Of course, a conversation with Duchovny would never truly be complete without at least a brief discussion of his most famous role as Fox Mulder in “The X-Files.” And while Duchovny has had his ups and downs in terms of his feelings for the series, it appears he currently has nothing but appreciation for the show and its fans.

“I have just gratitude for the show and amazement that it remains something that people want to ask me about,” Duchovny said. “But that’s something that I long ago made peace with – that there aren’t generational shows like that anymore. Well, I guess there are every generation or so…you know, there’s something about ‘The X-Files’ that remains. It was so worldwide at the time. You know, those things don’t happen, so it’s just like, still, amazement that I got to be a part of it. I think at some point early on; I was like, ‘OK, I’ve got to find another one.’ But they don’t exist – there isn’t another one.”

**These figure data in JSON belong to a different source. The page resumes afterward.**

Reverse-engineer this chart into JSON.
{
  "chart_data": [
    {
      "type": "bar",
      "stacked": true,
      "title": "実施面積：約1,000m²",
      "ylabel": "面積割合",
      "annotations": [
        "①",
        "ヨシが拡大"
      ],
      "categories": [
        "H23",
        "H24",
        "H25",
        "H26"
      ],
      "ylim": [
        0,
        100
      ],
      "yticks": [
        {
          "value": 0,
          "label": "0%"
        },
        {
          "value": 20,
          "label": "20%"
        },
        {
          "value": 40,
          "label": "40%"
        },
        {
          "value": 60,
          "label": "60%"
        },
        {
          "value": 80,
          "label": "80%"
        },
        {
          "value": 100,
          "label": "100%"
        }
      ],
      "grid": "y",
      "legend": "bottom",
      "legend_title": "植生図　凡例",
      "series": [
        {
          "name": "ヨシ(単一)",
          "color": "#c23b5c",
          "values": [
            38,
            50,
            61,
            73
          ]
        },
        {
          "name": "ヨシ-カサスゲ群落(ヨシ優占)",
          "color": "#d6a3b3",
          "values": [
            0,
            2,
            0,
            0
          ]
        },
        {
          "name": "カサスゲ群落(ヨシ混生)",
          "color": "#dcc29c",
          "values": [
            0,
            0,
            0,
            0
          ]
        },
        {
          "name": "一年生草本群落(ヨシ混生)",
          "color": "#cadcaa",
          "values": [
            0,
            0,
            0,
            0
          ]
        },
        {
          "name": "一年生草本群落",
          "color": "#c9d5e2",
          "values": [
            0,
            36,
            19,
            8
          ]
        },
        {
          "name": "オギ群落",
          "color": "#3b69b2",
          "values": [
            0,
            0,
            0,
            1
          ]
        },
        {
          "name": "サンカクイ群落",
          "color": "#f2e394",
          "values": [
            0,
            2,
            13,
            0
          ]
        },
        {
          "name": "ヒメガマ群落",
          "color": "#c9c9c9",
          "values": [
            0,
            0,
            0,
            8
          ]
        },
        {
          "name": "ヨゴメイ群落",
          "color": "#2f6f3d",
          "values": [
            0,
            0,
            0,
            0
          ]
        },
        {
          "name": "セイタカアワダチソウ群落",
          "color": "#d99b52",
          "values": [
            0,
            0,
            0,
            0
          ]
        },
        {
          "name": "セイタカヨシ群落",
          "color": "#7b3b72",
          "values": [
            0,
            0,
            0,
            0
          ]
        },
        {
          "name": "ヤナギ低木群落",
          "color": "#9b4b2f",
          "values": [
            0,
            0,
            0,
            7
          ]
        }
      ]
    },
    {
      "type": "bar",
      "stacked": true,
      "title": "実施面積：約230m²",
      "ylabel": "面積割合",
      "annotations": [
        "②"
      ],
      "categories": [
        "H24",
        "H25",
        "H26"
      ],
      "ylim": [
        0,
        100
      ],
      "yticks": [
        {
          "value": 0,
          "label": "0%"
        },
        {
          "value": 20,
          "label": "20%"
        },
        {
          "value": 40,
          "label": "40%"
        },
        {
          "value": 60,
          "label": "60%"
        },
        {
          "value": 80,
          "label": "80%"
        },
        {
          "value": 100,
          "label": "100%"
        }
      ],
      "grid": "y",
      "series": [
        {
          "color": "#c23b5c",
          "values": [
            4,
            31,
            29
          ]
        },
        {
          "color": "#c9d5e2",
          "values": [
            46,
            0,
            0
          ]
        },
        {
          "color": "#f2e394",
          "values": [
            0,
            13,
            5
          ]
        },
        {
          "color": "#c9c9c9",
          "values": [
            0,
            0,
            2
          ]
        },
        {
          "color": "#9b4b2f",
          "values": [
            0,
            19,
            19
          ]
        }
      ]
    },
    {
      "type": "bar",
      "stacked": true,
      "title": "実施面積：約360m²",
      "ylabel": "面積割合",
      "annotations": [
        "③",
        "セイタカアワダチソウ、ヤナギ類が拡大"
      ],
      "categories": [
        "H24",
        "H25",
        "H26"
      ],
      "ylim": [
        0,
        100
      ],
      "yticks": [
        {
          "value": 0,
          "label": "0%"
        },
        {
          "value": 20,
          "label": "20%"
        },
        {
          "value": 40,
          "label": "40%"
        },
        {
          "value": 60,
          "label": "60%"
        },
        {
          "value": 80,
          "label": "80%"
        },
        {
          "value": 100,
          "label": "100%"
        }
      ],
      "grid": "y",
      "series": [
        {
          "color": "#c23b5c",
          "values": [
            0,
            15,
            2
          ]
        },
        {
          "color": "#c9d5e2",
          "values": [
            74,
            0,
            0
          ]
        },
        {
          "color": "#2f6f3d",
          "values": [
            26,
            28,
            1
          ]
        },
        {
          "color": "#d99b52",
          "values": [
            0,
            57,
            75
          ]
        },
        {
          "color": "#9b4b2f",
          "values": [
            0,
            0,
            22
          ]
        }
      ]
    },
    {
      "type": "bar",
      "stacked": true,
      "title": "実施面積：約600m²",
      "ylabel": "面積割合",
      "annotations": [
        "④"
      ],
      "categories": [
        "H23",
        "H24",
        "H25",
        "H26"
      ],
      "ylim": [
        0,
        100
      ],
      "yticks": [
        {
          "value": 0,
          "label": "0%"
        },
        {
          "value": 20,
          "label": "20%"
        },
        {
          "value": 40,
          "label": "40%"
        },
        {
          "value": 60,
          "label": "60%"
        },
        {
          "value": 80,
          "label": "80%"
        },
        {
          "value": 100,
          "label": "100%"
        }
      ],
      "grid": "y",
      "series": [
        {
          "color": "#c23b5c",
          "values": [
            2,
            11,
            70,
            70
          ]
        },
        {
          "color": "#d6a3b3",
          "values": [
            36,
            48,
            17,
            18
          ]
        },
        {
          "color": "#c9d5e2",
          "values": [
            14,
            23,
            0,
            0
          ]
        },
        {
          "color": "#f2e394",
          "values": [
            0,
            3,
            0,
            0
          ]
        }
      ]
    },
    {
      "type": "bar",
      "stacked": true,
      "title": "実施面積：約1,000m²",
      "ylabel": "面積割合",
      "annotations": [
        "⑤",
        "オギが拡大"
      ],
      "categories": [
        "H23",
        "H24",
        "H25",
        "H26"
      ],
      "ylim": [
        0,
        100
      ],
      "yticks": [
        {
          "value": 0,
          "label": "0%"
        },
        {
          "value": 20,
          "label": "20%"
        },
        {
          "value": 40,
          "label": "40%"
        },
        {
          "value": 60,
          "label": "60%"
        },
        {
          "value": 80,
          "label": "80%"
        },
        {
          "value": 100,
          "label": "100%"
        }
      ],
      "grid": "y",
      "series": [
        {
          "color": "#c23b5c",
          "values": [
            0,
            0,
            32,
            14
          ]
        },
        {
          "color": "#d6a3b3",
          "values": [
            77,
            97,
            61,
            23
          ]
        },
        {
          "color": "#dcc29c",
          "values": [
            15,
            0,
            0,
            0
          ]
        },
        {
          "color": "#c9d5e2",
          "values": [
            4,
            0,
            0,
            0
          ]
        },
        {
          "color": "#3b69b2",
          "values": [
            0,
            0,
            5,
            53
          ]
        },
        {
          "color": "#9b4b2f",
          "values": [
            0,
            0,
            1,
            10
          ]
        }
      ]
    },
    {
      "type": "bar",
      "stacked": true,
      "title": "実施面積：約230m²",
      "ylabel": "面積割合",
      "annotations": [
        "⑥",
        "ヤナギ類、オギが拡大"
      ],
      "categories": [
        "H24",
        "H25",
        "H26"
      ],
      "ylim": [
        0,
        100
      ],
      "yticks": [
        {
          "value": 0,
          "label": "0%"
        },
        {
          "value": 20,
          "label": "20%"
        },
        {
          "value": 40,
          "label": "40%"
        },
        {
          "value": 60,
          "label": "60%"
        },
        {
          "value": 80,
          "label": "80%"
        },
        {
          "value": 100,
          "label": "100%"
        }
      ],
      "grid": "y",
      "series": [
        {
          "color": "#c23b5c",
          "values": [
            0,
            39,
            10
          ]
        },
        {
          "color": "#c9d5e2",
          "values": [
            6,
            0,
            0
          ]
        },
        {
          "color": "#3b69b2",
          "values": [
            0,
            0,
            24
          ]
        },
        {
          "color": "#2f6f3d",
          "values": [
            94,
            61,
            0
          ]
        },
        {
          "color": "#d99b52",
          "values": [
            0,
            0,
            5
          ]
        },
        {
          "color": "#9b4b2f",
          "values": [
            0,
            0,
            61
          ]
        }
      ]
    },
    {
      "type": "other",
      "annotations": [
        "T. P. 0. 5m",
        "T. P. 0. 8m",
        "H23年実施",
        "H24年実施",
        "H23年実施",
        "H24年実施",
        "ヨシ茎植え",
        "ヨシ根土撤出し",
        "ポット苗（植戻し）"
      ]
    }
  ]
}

It might be safe to say that Duchovny gets this question the most: “When will there be more X-Files?” Series creator, Chris Carter, has recently been rumored to be developing an “X-Files” animated series, which Duchovny off-handedly confirmed by saying, “I think he is, yeah.” However, for David himself, the answer to the question of Mulder’s return seems to be a bit of a moving target, as Gillian Anderson has stated multiple times that she is done playing Agent Fox Mulder’s partner, Dana Scully.

“I can’t really answer that question,” Duchovny said of another Mulder adventure. “For me coming back, it’s always like, ‘Well, what are the stories? What’s the reason for being at this point?’ I mean, there are many reasons for being. One of them might be because people want to see it. Another would be that Chris [Carter] or someone that Chris knows and likes says, ‘Oh, I’ve got a story to tell! Check this out – this is how we could do this now.’ There’s not a world where we just come back and do it the way we did before because the world has changed. How do we change with it? If you could make the pitch to me and said, ‘Let’s do it this way now,’ which is kind of how I got back in the last time. And I was like, ‘Let me try that.’ You’re going to play this guy in his thirties and his sixties. That’s an interesting challenge, but you don’t want to play it the same way. You don’t want to tell the same stories because that becomes kind of weird and obscene. You don’t want to be the [Rolling] Stones still writing about making out with girls in the back seat of a car when they’re eighty years old. I mean, you could do it, and you could make a lot of money at it, but part of you would die.”

“The Estate” is currently available on demand, and Duchovny’s graphic novel, “Kepler,” will be available on December 27.